Leadership guru Simon Sineck laments that once upon a time before a meeting would begin, people would dispel the awkwardness by asking and answering questions like: How is your family? How is your father’s health? How was your trip? Contrast that to today where we are all glued to our devices. His point: Relationship-building before and after meetings may be the meeting’s most important outcome – crucial for the necessary give-and-take of organizational life. That sacred relationship-building space that engenders trust, compassion and relational insight is now filled with self-interactions indifferent to the people at your very elbows.

It is not just physical time and space – it is also the lack of psychological and emotional space central to relationships. In a world seduced by control, we struggle with two polar opposites.

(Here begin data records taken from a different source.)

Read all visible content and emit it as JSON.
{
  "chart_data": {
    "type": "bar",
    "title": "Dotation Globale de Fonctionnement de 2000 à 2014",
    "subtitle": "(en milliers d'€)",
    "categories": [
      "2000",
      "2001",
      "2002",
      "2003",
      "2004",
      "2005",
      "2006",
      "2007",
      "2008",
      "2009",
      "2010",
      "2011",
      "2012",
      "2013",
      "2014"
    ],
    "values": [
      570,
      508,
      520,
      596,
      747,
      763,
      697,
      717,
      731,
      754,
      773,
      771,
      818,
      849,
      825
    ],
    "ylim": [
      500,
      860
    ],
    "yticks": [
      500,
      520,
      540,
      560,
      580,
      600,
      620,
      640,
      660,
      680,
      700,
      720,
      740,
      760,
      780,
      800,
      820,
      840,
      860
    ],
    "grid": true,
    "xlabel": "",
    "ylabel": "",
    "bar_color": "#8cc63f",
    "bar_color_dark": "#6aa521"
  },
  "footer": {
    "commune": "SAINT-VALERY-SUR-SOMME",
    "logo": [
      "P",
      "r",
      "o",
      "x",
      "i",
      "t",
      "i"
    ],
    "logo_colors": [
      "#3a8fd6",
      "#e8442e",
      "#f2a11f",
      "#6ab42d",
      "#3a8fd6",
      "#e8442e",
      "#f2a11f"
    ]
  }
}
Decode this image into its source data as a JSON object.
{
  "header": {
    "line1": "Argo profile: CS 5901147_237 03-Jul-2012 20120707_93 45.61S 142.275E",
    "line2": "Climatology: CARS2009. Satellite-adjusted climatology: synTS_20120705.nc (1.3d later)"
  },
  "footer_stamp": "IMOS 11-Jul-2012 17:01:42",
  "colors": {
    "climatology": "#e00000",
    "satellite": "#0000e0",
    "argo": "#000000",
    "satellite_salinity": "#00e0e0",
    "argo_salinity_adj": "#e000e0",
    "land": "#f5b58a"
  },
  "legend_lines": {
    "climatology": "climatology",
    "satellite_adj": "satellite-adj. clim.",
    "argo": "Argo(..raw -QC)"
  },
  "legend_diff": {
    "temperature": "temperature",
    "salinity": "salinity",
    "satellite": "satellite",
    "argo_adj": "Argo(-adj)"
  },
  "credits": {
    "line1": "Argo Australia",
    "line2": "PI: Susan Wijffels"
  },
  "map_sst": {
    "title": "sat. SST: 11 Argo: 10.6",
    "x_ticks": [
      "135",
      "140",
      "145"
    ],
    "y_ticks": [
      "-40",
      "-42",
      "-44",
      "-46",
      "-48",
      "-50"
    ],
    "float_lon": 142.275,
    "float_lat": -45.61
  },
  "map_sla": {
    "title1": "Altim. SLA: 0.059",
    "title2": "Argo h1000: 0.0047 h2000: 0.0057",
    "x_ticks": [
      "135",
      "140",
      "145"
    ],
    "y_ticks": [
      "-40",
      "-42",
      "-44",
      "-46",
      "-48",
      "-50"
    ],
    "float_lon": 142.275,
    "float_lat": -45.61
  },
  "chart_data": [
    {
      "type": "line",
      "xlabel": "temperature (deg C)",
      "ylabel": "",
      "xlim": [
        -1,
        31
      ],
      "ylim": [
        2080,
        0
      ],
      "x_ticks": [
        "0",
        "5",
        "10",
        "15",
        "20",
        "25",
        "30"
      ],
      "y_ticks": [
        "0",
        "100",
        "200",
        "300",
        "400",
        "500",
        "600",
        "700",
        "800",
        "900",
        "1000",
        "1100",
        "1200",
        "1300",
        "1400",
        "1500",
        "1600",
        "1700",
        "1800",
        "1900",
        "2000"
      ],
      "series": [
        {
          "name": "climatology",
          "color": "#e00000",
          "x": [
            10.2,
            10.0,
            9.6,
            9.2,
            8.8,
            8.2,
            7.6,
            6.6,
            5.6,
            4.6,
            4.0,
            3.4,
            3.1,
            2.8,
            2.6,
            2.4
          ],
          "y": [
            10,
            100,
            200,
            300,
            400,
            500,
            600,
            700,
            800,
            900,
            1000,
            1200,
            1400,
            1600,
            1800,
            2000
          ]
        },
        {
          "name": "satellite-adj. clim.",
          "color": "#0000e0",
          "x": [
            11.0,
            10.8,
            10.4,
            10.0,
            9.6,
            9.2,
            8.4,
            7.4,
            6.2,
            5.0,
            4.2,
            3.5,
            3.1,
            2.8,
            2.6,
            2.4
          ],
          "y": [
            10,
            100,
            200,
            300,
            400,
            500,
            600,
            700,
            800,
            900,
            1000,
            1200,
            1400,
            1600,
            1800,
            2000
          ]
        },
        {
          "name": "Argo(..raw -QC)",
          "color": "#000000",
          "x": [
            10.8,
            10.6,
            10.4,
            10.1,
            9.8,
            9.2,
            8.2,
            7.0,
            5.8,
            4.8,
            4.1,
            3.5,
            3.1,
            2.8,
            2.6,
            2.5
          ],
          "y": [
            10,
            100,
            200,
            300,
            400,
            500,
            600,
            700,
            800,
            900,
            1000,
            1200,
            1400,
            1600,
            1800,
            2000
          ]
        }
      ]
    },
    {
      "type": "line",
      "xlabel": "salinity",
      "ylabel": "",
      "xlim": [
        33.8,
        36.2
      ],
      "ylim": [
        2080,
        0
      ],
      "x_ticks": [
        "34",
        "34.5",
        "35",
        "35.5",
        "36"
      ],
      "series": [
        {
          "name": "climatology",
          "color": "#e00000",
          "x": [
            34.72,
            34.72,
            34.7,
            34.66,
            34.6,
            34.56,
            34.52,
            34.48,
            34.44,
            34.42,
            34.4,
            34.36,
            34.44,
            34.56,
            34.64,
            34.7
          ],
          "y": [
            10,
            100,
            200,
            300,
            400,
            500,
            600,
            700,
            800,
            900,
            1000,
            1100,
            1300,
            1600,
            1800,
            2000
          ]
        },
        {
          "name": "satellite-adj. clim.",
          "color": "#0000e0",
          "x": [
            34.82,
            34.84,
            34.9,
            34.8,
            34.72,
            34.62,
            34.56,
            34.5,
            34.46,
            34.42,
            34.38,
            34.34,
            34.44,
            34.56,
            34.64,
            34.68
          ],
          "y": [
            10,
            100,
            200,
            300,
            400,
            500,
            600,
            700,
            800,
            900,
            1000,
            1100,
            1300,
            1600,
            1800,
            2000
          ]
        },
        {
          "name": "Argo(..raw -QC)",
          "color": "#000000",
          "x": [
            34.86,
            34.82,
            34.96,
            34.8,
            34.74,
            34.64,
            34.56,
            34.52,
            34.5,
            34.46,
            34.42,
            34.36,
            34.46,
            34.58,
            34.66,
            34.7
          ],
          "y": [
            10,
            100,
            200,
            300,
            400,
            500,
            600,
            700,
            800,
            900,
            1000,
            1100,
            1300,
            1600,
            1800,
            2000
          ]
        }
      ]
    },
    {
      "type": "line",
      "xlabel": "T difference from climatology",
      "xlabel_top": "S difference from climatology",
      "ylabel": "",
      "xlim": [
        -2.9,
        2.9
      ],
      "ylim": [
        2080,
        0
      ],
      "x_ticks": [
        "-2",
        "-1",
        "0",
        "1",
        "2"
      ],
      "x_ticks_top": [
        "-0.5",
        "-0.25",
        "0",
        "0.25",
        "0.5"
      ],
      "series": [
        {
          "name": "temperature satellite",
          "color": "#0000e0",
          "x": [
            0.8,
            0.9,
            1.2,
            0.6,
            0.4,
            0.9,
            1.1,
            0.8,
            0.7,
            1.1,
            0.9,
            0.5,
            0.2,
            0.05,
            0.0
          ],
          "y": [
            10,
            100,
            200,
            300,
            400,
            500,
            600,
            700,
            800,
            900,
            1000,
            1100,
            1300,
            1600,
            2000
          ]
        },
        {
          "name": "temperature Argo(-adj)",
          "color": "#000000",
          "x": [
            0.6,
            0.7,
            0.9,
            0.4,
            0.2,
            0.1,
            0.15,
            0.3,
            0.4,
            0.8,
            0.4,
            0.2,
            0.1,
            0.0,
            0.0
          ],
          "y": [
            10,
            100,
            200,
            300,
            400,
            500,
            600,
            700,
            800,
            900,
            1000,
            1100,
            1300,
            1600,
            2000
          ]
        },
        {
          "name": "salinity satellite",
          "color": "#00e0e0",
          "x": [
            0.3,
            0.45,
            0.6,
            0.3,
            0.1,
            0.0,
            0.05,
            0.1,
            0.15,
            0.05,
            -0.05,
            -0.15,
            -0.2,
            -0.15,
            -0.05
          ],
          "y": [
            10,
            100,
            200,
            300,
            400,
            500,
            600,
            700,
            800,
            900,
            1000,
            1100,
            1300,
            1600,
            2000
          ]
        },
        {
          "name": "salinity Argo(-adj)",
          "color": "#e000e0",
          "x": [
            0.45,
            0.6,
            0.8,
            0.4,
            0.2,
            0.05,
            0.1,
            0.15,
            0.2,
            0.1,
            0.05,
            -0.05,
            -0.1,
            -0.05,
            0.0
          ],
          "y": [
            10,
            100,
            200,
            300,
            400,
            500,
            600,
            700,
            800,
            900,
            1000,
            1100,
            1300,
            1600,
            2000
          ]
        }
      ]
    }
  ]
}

On the one hand, out of fear of boredom we seek to be stimulated, entertained, woke or otherwise exercised. The internet is a shopping center for customized fake news, fake/real fights, dog/cat videos, porn -- whatever suits our fancy. Whether we want to feel superior, victimized, angry, entertained, sad, scared, aroused – we dial up just the fix we want. Like a sugar high, it temporarily fills the hole in our soul, but when it’s over we crash – ultimately leaving that hole further hollowed-out.

On the other hand, out of our fear of real-life pain and relational conflict, we avoid and deny. We default to “relationship-less” channels for everything from purchasing dog food to how to program your garage door opener – at our fingertips online, no relational interaction required.

We choose our news from CNN or Fox but not both. We lean on confirmation bias to distort reality and avoid cognitive dissonance: the feeling of discomfort and stress that comes from facing conflicting attitudes, beliefs or behaviors.

We avoid neighborhoods, schools, groups that make us uncomfortable. Not only do we choose private or home schooling to protect our kids – we choose our own enlarged version of “home schooling” to protect us from life. Healthy disagreement – absent meaningful relationships with “other” – metastasizes into contempt. While we may be justifiably concerned about the resilience of our kids who prefer safe zones over dealing with adversity, speech that offends, and groups that see the world differently, what about our own resiliency as mature adults?

Building Relational Space

If we are to turn around this relational crowding-out, we must start by intentionally allocating more space – time, intellectual openness, emotional capacity – to relationships that might make us uncomfortable. Let me suggest reserving three types of relational space.

1. Interaction space. We must intentionally reserve and protect space for interacting: five minutes for pre-/post- meeting chit-chat, device-free talk-time at a meal, “hanging out.” The term “hanging out” became popular for a reason – it refers to unscheduled, unfilled space for relationship.

2. “Other” space: Allocating space for “others” not like us is like visiting another land. They know things, have insights and offer gifts not available in our comfort zone. “Other” invites innovation, learning and new reality and can chip away at our smugness. It might even enable humility and forgiveness -- a special kind of relational space. How much space are “others,” who might make you uncomfortable – black/white, male/female, conservative/progressive, urban/rural – occupying? As my wife reminds me, check the pictures and notes in your social media news feed – do they all look just like you?

3. Mystery space: Our love affair with knowing the answer and being right – in politics, faith, belief – leaves little space to discuss ever-present mystery. Mystery is a powerful catalyst for exploration, learning – and inviting relational discourse. Got mystery?

All we are say-ing…is give space a chance – especially uncomfortable space.